Na londyńskich dworcach pojawiły się w niedzielę tłumy mieszkańców brytyjskiej stolicy, usiłujących opuścić miasto przed północą, kiedy wchodził w życie zakaz podróży z wyjątkiem, jak to określono, koniecznych przypadków.
Rząd brytyjski ogłosił w niedzielę, wkrótce po godz. 17 czasu polskiego wprowadzenie tzw. poziomu czwartego restrykcji w części kraju, m. in. w rejonie Londynu oraz środkowej i południowo wschodniej Anglii, próbując zahamować szybkie rozprzestrzenianie się nowej, bardzo groźnej mutacji koronawirusa oraz szybkiego wzrostu liczby zakażonych i zmarłych.
To od ogłoszenia tej decyzji zaczął się exodus londyńczyków
W mediach społecznościowych pojawiły się nagrania ukazujące tłumy ludzi oczekujących na pociągi na stacji St.
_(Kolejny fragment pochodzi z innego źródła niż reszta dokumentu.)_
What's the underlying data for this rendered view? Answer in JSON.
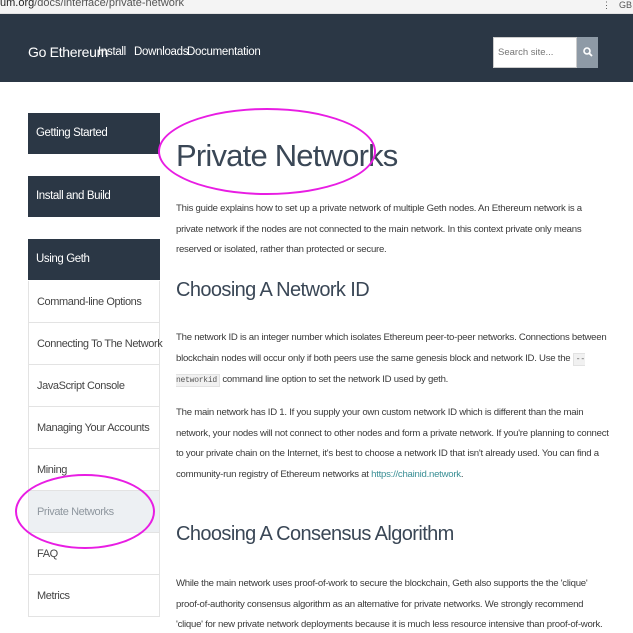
{
  "browser": {
    "url_prefix": "um.org",
    "url_path": "/docs/interface/private-network",
    "ic1": "⋮",
    "ic2": "GB"
  },
  "nav": {
    "brand": "Go Ethereum",
    "links": [
      "Install",
      "Downloads",
      "Documentation"
    ],
    "search_placeholder": "Search site...",
    "search_icon": "magnifier-icon"
  },
  "sidebar": {
    "sections": [
      "Getting Started",
      "Install and Build",
      "Using Geth"
    ],
    "items": [
      "Command-line Options",
      "Connecting To The Network",
      "JavaScript Console",
      "Managing Your Accounts",
      "Mining",
      "Private Networks",
      "FAQ",
      "Metrics"
    ],
    "active_item": "Private Networks"
  },
  "content": {
    "title": "Private Networks",
    "intro": "This guide explains how to set up a private network of multiple Geth nodes. An Ethereum network is a private network if the nodes are not connected to the main network. In this context private only means reserved or isolated, rather than protected or secure.",
    "h_network_id": "Choosing A Network ID",
    "p1_a": "The network ID is an integer number which isolates Ethereum peer-to-peer networks. Connections between blockchain nodes will occur only if both peers use the same genesis block and network ID. Use the ",
    "p1_code": "--networkid",
    "p1_b": " command line option to set the network ID used by geth.",
    "p2_a": "The main network has ID 1. If you supply your own custom network ID which is different than the main network, your nodes will not connect to other nodes and form a private network. If you're planning to connect to your private chain on the Internet, it's best to choose a network ID that isn't already used. You can find a community-run registry of Ethereum networks at ",
    "p2_link": "https://chainid.network",
    "p2_end": ".",
    "h_consensus": "Choosing A Consensus Algorithm",
    "p3": "While the main network uses proof-of-work to secure the blockchain, Geth also supports the the 'clique' proof-of-authority consensus algorithm as an alternative for private networks. We strongly recommend 'clique' for new private network deployments because it is much less resource intensive than proof-of-work. The clique system is also used for several public Ethereum testnets"
  },
  "colors": {
    "navbar": "#2b3745",
    "annotation": "#e81de3",
    "link": "#3a8f95"
  }
}
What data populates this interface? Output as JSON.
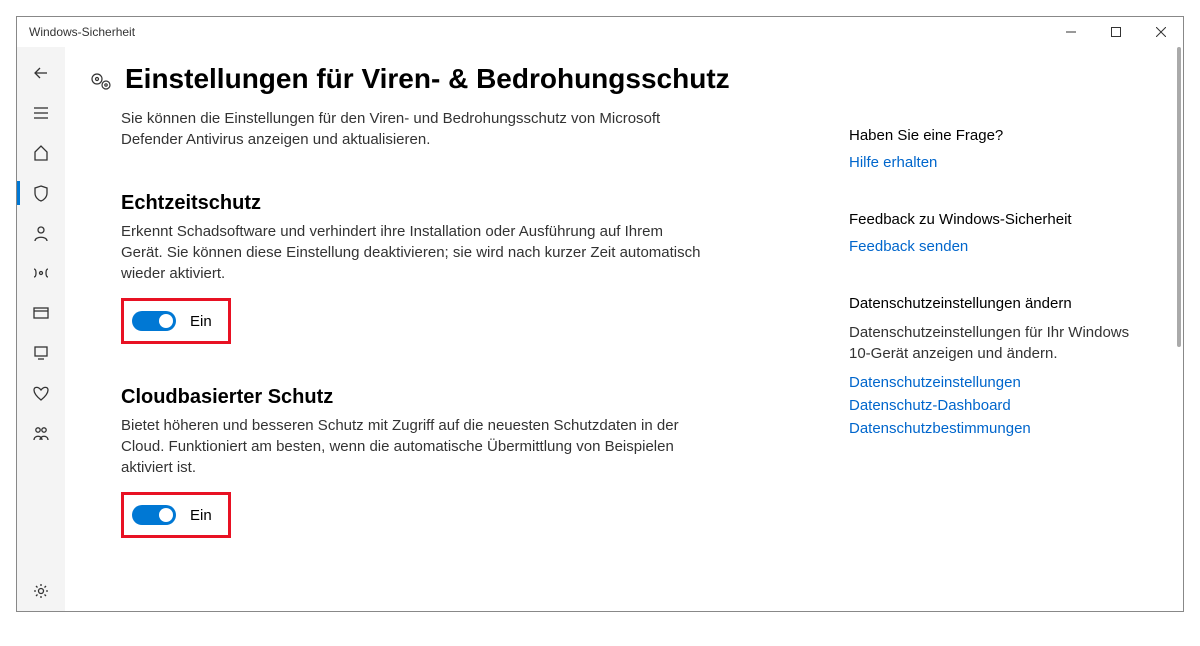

Pancras.
Minister zdrowia Matt Hancock powiedział, że „jest to zachowanie całkowicie nieodpowiedzialne”.
Do godz. 20 czasu polskiego – jak informują media – nie było już biletów na połączenia międzynarodowe na wielu stacjach, w tym Paddington, Kings Cross i Euston.
Burmistrz Londynu Sadiq Khan skrytykował rząd za „zbyt późne” ogłoszenie zaostrzenia restrykcji. Przypomniał, że wcześniej rząd zapewniał, że restrykcje zostaną złagodzone na okres świąt Bożego Narodzenia.